Yup, looks like I got distracted while writing that.


>> Make the filesystem parts of resctrl create an array for the mba_sc
>> values when the struct resctrl_schema is created. The software controller
>> can be changed to use this, allowing the architecture code to only
>> consider the values configured in hardware.

>> diff --git a/arch/x86/kernel/cpu/resctrl/rdtgroup.c
>> b/arch/x86/kernel/cpu/resctrl/rdtgroup.c
>> index cf0db0b7a5d0..185f9bb992d1 100644
>> --- a/arch/x86/kernel/cpu/resctrl/rdtgroup.c
>> +++ b/arch/x86/kernel/cpu/resctrl/rdtgroup.c
>> @@ -2030,6 +2030,60 @@ static int mkdir_mondata_all(struct kernfs_node *parent_kn,
>>                    struct rdtgroup *prgrp,
>>                    struct kernfs_node **mon_data_kn);
>>   +static int mba_sc_domain_allocate(struct rdt_resource *res,
>> +                  struct rdt_domain *d)
>> +{
>> +    u32 num_closid = closid_free_map_len;
>> +    int cpu = cpumask_any(&d->cpu_mask);
>> +    int i;
>> +
>> +    d->mba_sc = kcalloc_node(num_closid, sizeof(*d->mba_sc),
>> +                 GFP_KERNEL, cpu_to_node(cpu));
>> +    if (!d->mba_sc)
>> +        return -ENOMEM;
>> +
>> +    for (i = 0; i < num_closid; i++)
>> +        d->mba_sc[i].mbps_val = MBA_MAX_MBPS;
>> +
>> +    return 0;
>> +}
>> +
>
> I had the same initial reaction as Jamie and noted your answer to him. Considering the
> intricate flow here could you please add some comments to these functions that explains
> the calling flows in support of their safety?

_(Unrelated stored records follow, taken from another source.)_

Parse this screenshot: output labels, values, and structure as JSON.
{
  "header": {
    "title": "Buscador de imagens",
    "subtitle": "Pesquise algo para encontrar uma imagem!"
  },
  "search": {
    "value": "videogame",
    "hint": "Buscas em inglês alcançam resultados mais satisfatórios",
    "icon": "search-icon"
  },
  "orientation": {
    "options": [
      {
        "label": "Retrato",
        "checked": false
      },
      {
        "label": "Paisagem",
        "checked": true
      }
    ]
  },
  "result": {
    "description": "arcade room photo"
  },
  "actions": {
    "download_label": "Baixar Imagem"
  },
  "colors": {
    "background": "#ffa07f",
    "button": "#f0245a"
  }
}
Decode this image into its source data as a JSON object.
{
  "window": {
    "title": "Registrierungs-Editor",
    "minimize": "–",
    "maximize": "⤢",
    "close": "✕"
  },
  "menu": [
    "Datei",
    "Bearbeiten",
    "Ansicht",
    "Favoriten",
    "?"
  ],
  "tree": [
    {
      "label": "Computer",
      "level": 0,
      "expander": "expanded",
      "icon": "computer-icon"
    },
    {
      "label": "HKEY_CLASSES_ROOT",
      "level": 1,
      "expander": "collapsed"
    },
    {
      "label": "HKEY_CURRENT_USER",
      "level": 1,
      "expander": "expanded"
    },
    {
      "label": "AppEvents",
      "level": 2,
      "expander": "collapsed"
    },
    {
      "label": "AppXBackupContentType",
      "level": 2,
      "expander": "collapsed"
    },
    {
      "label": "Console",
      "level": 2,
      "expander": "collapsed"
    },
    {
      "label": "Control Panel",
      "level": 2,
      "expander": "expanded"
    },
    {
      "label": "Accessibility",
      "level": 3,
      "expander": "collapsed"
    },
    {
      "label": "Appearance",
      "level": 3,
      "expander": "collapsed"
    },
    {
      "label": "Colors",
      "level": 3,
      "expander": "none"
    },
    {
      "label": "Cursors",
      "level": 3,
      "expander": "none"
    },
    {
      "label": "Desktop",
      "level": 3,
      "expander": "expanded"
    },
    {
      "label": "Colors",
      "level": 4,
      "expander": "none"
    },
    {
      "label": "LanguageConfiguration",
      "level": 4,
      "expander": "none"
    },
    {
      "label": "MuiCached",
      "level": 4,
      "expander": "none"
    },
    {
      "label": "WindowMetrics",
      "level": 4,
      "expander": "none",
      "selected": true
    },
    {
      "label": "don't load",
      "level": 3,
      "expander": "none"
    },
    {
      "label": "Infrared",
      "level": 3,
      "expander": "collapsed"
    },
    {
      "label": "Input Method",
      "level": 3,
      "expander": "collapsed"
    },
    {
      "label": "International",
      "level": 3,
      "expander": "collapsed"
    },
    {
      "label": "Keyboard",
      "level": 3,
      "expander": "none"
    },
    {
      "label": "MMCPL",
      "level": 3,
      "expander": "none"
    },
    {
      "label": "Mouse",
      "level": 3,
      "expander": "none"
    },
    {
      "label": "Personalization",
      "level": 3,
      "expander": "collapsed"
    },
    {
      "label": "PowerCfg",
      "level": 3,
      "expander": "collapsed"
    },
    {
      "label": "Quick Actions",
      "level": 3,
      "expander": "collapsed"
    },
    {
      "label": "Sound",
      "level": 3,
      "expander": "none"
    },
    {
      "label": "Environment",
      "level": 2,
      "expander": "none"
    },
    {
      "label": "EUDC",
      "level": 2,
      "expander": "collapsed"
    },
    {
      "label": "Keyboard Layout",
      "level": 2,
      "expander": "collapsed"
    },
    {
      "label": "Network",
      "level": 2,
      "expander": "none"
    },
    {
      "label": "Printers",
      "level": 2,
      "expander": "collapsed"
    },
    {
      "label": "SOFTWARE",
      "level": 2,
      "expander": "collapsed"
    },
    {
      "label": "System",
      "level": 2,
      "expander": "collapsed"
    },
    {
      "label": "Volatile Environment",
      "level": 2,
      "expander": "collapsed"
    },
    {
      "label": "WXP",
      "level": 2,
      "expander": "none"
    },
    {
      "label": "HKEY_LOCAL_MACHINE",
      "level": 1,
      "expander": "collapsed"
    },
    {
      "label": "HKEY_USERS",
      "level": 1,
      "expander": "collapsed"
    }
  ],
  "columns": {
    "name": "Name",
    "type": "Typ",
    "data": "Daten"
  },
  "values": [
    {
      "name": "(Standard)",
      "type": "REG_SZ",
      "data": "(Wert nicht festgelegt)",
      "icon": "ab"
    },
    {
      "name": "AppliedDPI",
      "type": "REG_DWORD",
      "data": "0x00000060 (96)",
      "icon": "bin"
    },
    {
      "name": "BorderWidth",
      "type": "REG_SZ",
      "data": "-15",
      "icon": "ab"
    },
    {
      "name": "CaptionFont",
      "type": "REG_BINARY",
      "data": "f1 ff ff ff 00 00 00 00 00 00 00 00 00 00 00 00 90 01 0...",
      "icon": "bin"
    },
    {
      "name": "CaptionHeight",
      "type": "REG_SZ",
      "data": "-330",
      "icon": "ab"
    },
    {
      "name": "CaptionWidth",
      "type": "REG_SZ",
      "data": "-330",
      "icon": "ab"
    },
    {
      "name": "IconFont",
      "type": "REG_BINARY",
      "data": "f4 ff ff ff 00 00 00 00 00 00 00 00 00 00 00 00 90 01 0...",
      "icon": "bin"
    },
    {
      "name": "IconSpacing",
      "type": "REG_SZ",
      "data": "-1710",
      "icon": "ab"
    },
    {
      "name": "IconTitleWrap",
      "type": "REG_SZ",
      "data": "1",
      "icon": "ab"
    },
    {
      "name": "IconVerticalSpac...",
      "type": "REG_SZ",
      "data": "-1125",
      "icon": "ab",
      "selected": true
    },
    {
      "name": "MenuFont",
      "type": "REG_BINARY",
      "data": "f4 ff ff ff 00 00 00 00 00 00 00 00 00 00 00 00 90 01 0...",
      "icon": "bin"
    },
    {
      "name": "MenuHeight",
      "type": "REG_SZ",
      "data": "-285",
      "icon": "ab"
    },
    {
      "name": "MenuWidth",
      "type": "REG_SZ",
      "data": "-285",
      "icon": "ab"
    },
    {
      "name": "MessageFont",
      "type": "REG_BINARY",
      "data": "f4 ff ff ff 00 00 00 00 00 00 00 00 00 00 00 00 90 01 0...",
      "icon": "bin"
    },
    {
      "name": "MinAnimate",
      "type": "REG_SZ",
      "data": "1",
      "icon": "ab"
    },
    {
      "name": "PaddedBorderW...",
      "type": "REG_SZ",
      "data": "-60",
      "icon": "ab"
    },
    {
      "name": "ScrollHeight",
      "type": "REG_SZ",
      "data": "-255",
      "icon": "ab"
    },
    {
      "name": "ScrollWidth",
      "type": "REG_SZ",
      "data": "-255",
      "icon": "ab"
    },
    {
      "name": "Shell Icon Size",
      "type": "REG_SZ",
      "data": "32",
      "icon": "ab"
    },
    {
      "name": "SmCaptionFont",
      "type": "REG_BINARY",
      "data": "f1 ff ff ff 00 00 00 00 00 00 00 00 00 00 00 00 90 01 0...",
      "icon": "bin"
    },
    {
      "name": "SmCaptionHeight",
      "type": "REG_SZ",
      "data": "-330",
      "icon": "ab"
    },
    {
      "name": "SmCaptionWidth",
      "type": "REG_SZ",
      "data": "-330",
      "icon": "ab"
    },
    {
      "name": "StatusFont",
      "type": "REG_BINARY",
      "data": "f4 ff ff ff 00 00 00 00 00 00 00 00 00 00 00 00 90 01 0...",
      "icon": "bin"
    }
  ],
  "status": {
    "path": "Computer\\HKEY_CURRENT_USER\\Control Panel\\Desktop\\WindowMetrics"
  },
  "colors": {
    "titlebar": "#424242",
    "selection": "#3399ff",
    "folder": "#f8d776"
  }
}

After a shuffle to make this allocated at a more obvious time, it has this comment:
| /*
| * d->mbps_val is allocated by a call to this function in set_mba_sc(),
| * and domain_setup_mon_state(). Both calls are guarded by is_mba_sc(),
| * which can only return true while the filesystem is mounted. The
| * two calls are prevented from racing as rdt_get_tree() takes the
| * cpuhp read lock before calling rdt_enable_ctx(ctx), which prevents
| * it running concurrently with resctrl_online_domain().
| */


>>   /**
>>    * struct rdt_domain - group of CPUs sharing a resctrl resource
>>    * @list:        all instances of this resource
>> @@ -53,6 +64,7 @@ struct resctrl_staged_config {
>>    * @cqm_work_cpu:    worker CPU for CQM h/w counters
>>    * @plr:        pseudo-locked region (if any) associated with domain
>>    * @staged_config:    parsed configuration to be applied
>> + * @mba_sc:    the mba software controller properties, indexed by closid
>>    */
>>   struct rdt_domain {
>>       struct list_head        list;
>> @@ -67,6 +79,7 @@ struct rdt_domain {
>>       int                cqm_work_cpu;
>>       struct pseudo_lock_region    *plr;
>>       struct resctrl_staged_config    staged_config[CDP_NUM_TYPES];
>> +    struct resctrl_mba_sc        *mba_sc;
>>   };
>
> Why is this additional abstraction needed? As I understand the usage struct resctrl_mba_sc
> would always only have the one member so why not have mbps_val within rdt_domain?

Probably because I thought some form of prev_bw/delta_bw would go in here too, once the
variables need to calculate bytes had moved to be part of the architecture specific code.
In the end it didn't make sense because there are two mbm_state arrays, so can't be a
single struct array.

I'll roll it out,


Thanks,

James